Tara Geraghty-Moats est actuellement le visage emblématique de cette discipline après une saison 2018/2019 époustouflante lors de laquelle elle a remporté la Coupe continentale du combiné nordique féminin après avoir raflé 10 des 11 titres en jeu.
“En fait, je sens tout simplement que j’ai les prédispositions génétiques pour être bonne en termes de morphologie”, ajoute-t-elle. “En y réfléchissant, c’est assez fou de combiner ski nordique et saut à ski. On peut comparer ça au biathlon qui unit deux sports complètement opposés pour en faire une discipline plus intéressante et variée. Le ski de fond requiert de l’endurance et vous utilisez bien davantage les muscles à rotation lente tandis que pour le saut à ski vous voulez de l’explosivité et des muscles à rotation rapide. Pour pouvoir combiner les deux, il faut vraiment privilégier la qualité par rapport à la quantité pour le ski de fond de manière à conserver la vitesse et l’explosivité pour le saut à ski”.
Après s’être essayée au biathlon et avoir participé au circuit de coupe du monde de saut à ski, Tara Geraghty-Moats est unique en son genre dans le monde du combiné nordique féminin, ce qui lui donne un ascendant crucial sur bon nombre de ses rivales. Elle est en outre persuadée que le boom que connaît cette discipline permettra à de nombreuses futures vedettes d’être tout aussi polyvalentes.
“Ce que j’aimerais que les prochaines générations retiennent, c’est qu’une petite fille de huit ans qui veut faire du combiné peut désormais simplement s’entraîner comme skieuse de combiné et rêver de participer aux Jeux Olympiques. C’est ce que je voudrais voir se réaliser, c’est l’objectif ultime”.

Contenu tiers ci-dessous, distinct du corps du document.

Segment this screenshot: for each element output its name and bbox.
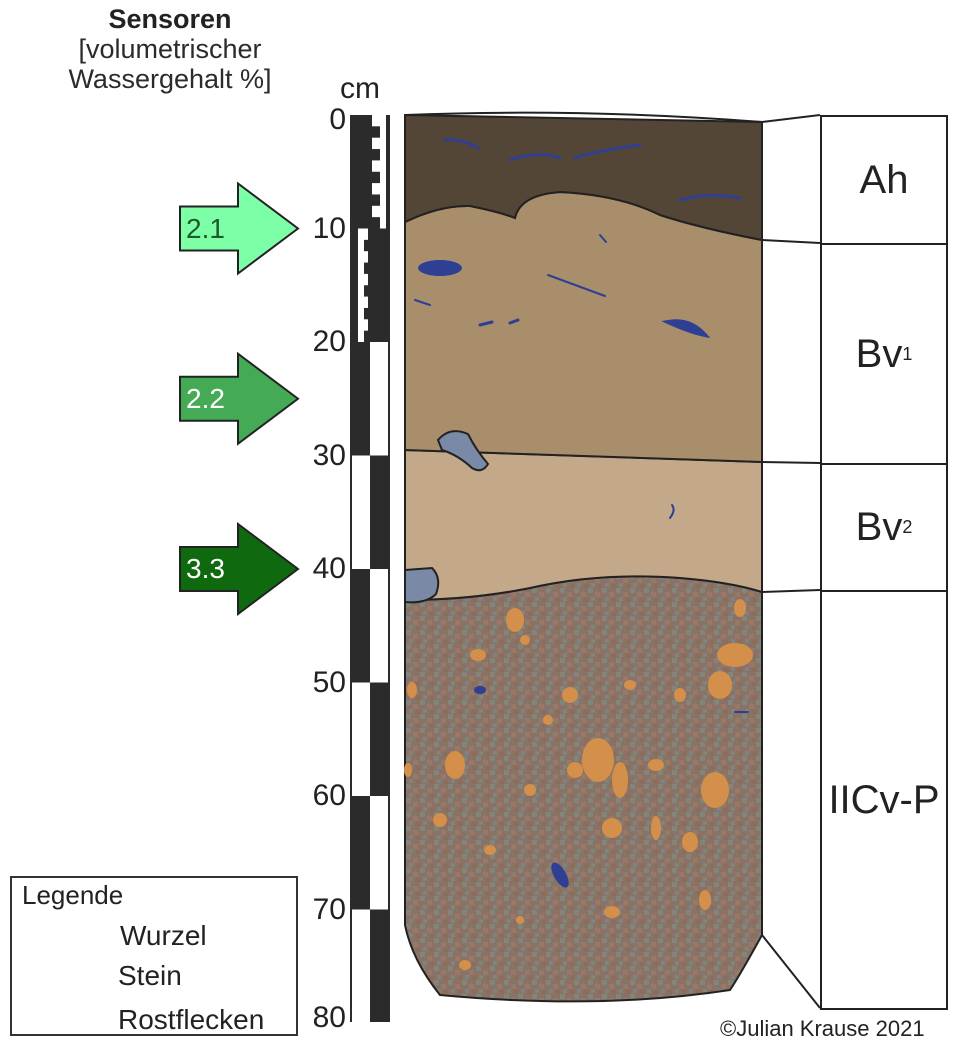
sensor-arrow <box>179 351 300 446</box>
horizon-cell: Ah <box>820 115 948 245</box>
legend-item-rust: Rostflecken <box>118 1004 265 1035</box>
sensor-label: 2.2 <box>186 382 225 414</box>
sensor-subtitle-2: Wassergehalt %] <box>68 64 272 94</box>
horizon-name: Ah <box>859 157 909 202</box>
depth-tick-label: 20 <box>312 325 346 358</box>
ruler-block <box>352 909 370 1023</box>
horizon-cell: Bv 2 <box>820 463 948 592</box>
sensor-label: 3.3 <box>186 553 225 584</box>
legend-title: Legende <box>22 880 124 910</box>
ruler-fine-tick <box>372 115 382 127</box>
root-patch <box>551 862 569 888</box>
legend-box: Legende Wurzel Stein Rostflecken <box>10 876 298 1036</box>
horizon-cell: IICv-P <box>820 590 948 1010</box>
ruler-fine-column <box>358 228 364 342</box>
copyright-notice: ©Julian Krause 2021 <box>720 1016 925 1041</box>
depth-tick-label: 10 <box>312 211 346 245</box>
ruler-fine-tick <box>372 137 382 150</box>
sensor-header: Sensoren [volumetrischer Wassergehalt %] <box>40 4 300 94</box>
ruler-fine-tick <box>372 160 382 172</box>
root-patch <box>661 319 711 339</box>
sensor-label: 2.1 <box>186 212 225 244</box>
depth-tick-label: 40 <box>312 552 346 585</box>
sensor-title: Sensoren <box>108 4 232 34</box>
horizon-ah-layer <box>404 113 763 242</box>
ruler-block <box>370 796 388 910</box>
horizon-name: Bv <box>855 505 903 549</box>
ruler-segments <box>352 115 388 1023</box>
sensor-arrow <box>179 522 300 616</box>
depth-tick-label: 50 <box>312 665 346 699</box>
legend-item-stone: Stein <box>118 960 182 991</box>
stone-2 <box>404 566 440 604</box>
horizon-subscript: 1 <box>902 343 913 364</box>
root-patch <box>418 260 462 276</box>
horizon-bv2-layer <box>404 448 763 602</box>
stone-1 <box>436 430 490 472</box>
depth-tick-label: 0 <box>329 103 346 136</box>
ruler-fine-tick <box>372 183 382 195</box>
ruler-block <box>352 682 370 796</box>
horizon-name: IICv-P <box>828 777 940 822</box>
legend-item-root: Wurzel <box>120 920 207 951</box>
unit-label: cm <box>340 72 380 105</box>
sensor-arrow <box>179 181 300 276</box>
ruler-fine-tick <box>372 205 382 218</box>
ruler-block <box>370 569 388 683</box>
ruler-block <box>352 455 370 569</box>
soil-column <box>404 111 763 1003</box>
sensor-subtitle-1: [volumetrischer <box>78 34 262 64</box>
depth-tick-label: 30 <box>312 438 346 472</box>
ruler-block <box>370 342 388 456</box>
depth-tick-label: 80 <box>312 1001 346 1034</box>
ruler-fine-column <box>380 115 386 229</box>
horizon-cell: Bv 1 <box>820 243 948 465</box>
depth-tick-label: 60 <box>312 779 346 812</box>
rust-spots <box>404 599 753 970</box>
horizon-name: Bv <box>855 331 903 376</box>
depth-tick-label: 70 <box>312 892 346 926</box>
root-patch <box>474 686 486 694</box>
depth-ruler <box>350 115 390 1023</box>
horizon-bv1-layer <box>404 190 763 464</box>
roots <box>414 138 749 713</box>
horizon-subscript: 2 <box>902 517 913 537</box>
sensor-arrows <box>179 181 300 616</box>
horizon-connectors <box>761 114 821 1009</box>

Il n’y a pas que le combiné nordique féminin qui fera ses débuts à Lausanne 2020 ; le double féminin en luge, où les duos dévalent des pentes séparément, la victoire revenant à l’équipe ayant le temps combiné le plus rapide, fait également son entrée au programme. Cela fait suite à l’introduction du double masculin à Innsbruck en 2012. Autre nouveau venu, le tournoi par équipes multi-CNO 3x3 en hockey sur glace, vivant et palpitant, qui se mettra en scène aux Jeux avec des épreuves masculines et féminines par équipes.
Les athlètes en lice espèrent bien que Lausanne 2020 servira de rampe de lancement pour faire connaître leur discipline auprès d’un nouveau public et, à terme, obtenir une place aux Jeux Olympiques d’hiver.
“Lausanne 2020 est l’une des étapes que le sport est prêt à franchir. Les Jeux Olympiques d’hiver sont un événement très très spécial et pas quelque chose qui adopte juste un sport de plus. La raison pour laquelle nous respectons autant les JO, c’est leur niveau d’excellence inégalé. Vous ne pouvez donc tout simplement pas y ajouter un sport qui reste peu développé.
“Ceci dit, je pense que le combiné nordique féminin est sur la bonne voie et qu’il y a de bonnes raisons d’espérer qu’il sera inclus”, conclut-elle.